M. R. Saeman1, K. DeSpain1, L. A. Baer2, J. Song1, C. E. Wade2, S. E. Wolf1 1University Of Texas Southwestern Medical Center At Dallas,Surgery,Dallas, TEXAS, USA 2University Of Texas Health Science Center At Houston,Surgery,Houston, TEXAS, USA
Introduction: Muscle loss is a consequence of severe burn and critical illness increasing sepsis risk and recovery time. Previously, a rat model of hindlimb unloading after burn found bedrest contributes significantly to atrophy. In this model, we found that exercise increased the function and changed the fiber composition of slow-twitch muscle. We hypothesize that insulin with exercise will further diminish the loss of muscle function in burn with bedrest.

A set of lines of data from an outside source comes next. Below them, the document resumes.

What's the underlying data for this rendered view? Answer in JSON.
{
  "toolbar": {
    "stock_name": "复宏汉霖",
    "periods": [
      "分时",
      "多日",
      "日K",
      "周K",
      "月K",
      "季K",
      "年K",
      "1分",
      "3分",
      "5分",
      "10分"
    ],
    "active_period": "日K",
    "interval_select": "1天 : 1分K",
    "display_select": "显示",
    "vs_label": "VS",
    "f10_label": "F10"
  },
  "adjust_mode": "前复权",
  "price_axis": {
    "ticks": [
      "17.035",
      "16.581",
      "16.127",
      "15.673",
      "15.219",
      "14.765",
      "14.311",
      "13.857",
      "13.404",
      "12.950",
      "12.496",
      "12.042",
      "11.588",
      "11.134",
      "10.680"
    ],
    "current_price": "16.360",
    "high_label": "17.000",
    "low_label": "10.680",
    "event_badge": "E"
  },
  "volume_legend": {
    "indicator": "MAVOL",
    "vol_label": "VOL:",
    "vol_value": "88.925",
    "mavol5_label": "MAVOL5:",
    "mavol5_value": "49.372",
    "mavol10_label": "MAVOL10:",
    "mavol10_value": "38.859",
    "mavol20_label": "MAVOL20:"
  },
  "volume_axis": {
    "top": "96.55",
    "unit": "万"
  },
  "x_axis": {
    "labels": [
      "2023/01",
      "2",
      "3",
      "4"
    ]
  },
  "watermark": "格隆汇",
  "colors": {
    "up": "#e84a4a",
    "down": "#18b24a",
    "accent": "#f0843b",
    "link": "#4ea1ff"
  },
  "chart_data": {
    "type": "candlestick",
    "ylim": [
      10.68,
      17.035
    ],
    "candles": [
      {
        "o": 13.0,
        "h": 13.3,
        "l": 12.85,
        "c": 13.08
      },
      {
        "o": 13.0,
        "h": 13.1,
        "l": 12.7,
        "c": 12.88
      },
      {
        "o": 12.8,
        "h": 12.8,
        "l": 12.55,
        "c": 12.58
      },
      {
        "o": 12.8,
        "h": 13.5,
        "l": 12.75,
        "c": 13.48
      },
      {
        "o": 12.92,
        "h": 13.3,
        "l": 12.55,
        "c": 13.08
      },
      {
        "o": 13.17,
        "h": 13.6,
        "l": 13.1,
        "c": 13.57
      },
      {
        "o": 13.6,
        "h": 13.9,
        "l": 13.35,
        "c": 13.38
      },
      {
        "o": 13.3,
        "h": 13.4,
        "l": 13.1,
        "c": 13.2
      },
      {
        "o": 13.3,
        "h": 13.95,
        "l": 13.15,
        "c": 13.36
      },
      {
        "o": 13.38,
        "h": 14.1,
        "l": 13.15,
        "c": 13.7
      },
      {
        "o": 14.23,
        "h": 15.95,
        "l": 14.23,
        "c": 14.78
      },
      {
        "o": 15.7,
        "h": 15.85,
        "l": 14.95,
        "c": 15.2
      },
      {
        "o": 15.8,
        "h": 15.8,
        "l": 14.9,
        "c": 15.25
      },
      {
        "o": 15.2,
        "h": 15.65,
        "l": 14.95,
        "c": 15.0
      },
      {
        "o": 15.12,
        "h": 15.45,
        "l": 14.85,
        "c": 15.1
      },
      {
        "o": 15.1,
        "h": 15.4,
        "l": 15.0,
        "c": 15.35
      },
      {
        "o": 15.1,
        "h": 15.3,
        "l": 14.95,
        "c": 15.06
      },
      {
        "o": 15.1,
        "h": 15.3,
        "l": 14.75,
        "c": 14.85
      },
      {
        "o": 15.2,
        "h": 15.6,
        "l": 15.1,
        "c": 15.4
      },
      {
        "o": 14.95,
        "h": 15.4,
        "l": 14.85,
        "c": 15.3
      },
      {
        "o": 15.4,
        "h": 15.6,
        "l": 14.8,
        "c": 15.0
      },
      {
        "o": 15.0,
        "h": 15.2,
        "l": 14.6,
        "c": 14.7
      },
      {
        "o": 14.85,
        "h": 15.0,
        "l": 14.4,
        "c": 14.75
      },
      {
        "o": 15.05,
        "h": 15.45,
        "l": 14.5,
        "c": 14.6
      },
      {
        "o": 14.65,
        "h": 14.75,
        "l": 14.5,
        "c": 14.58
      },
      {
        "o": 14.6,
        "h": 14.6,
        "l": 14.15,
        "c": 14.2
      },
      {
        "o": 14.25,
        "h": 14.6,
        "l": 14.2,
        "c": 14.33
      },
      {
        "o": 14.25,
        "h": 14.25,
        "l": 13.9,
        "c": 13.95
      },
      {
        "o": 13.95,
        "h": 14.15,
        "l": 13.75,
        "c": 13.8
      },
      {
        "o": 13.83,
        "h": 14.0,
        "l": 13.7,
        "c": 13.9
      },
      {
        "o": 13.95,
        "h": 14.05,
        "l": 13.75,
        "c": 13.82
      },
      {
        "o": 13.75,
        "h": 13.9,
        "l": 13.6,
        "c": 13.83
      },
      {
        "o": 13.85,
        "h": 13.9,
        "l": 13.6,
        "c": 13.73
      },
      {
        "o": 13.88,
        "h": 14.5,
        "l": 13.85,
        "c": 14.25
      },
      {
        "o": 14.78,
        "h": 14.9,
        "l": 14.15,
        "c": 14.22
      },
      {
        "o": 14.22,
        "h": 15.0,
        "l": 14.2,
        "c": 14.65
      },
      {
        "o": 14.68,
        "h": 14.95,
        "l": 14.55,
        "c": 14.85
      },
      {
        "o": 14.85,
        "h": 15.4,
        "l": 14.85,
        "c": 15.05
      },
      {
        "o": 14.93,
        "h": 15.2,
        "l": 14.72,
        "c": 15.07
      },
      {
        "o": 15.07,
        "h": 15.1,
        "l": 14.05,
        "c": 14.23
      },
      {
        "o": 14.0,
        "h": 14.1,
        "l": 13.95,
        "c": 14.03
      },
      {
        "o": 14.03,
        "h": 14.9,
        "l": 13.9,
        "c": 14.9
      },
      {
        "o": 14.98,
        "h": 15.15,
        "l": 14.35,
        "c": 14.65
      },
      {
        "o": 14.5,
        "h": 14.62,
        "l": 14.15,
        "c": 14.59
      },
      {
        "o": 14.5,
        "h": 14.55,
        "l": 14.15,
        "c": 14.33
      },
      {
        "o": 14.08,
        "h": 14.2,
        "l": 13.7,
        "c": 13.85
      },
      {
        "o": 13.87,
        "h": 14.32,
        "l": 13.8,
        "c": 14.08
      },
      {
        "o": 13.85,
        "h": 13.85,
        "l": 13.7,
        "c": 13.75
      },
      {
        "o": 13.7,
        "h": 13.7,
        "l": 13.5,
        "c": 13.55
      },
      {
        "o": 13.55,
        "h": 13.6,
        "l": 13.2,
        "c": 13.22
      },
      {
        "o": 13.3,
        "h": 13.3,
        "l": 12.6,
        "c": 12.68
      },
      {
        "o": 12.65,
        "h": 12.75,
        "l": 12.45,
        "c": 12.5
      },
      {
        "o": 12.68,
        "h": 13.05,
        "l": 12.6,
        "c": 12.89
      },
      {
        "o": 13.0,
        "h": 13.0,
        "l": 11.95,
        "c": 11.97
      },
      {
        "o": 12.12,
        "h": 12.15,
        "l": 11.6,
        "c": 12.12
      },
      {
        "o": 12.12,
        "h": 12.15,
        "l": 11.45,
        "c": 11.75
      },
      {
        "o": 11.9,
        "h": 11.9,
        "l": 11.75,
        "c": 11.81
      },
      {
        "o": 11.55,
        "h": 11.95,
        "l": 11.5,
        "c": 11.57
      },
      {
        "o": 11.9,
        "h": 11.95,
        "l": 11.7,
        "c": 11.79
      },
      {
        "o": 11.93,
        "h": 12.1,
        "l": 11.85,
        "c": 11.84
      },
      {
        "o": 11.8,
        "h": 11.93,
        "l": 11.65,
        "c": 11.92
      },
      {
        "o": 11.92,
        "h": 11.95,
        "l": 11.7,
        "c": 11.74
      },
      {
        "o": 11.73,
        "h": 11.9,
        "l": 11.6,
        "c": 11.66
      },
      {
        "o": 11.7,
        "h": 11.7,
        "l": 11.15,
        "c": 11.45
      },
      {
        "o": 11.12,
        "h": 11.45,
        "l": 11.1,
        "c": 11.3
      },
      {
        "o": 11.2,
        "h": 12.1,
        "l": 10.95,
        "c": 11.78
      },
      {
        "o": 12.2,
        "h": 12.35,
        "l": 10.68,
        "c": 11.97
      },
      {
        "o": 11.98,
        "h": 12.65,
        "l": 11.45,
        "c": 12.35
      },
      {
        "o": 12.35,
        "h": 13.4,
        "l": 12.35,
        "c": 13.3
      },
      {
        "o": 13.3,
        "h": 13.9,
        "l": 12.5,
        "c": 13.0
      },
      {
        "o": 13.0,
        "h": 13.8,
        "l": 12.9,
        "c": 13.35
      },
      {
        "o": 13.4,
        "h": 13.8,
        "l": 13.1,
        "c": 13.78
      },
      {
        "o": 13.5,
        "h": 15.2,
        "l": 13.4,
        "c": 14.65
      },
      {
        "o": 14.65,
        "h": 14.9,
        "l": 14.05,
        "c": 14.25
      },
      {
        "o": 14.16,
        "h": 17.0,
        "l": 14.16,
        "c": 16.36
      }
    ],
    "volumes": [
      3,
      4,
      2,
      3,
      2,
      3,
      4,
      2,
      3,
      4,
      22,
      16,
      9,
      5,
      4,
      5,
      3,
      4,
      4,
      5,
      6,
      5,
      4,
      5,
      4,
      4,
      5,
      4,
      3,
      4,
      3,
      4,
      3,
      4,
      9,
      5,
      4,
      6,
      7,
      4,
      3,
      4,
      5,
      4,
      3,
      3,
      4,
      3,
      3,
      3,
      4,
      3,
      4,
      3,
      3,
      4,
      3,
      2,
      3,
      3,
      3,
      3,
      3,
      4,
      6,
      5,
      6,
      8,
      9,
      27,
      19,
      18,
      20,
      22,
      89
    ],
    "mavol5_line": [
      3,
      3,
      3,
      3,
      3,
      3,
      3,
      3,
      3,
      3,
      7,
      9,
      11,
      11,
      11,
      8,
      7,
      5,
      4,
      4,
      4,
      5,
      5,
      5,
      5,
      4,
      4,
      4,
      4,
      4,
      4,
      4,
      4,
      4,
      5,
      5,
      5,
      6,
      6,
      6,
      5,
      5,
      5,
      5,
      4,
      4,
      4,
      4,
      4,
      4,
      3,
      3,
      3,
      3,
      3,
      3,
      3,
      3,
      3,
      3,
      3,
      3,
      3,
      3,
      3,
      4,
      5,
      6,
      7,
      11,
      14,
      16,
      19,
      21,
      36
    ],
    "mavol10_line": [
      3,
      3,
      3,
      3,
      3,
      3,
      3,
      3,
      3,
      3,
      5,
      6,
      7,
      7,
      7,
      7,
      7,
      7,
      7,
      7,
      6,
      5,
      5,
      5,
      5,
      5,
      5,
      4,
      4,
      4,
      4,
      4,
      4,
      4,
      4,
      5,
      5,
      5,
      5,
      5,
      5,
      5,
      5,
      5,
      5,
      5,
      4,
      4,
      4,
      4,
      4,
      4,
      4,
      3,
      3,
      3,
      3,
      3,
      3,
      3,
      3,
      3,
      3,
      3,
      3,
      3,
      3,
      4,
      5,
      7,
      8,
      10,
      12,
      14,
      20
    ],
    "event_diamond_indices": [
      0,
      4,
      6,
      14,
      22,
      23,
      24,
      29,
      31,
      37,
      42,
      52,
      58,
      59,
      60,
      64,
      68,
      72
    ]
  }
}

Methods: Twenty-four male Sprague-Dawley rats received a full thickness 40% total body surface area (TBSA) burn and were randomly assigned (n=6) to vehicle without exercise (V/No), insulin (pro zinc 40U daily) without exercise (I/No), vehicle with exercise (V/Ex), or insulin with exercise (I/Ex). All animals were placed in a tail traction system for hindlimb unloading to mimic bed rest immediately following burn. The exercise group was trained to perform twice daily weighted resistance climbing of 1 meter with 5 repetitions. On day 14 in situ isometric forces of the left soleus and plantaris muscles were measured. Fatigue measurement was performed in only the soleus. Statistical analysis was performed with Sigma Plot using Student’s t-test or ANOVA where appropriate.
Results: There was no significant change in animal body mass between treatments. The physiological cross sectional area (PCSA) of the plantaris increased with combined insulin and exercise. The tetanic (Po) and twitch (Pt) muscle functions were significantly elevated in the plantaris of I/Ex. However, there was no change in the tetanic force when normalized to PCSA (Po/CSA). The soleus had significant elevation of Po, Pt, Po/CSA, fatigue maximum, and fatigue minimum in I/Ex. Please refer to the table for specific values and significance.
Conclusion: Insulin and resistance exercise have a positive combined effect on the hindlimb muscle function in this model of critical illness. The plantaris muscle demonstrated increased physiological cross sectional area with increased force suggesting a net increase in muscle fibers. Previously, we found no change in plantaris with exercise only. The soleus demonstrated a change in the specific force of the muscle and fatigue functions indicating a change in the composition of muscle fiber types.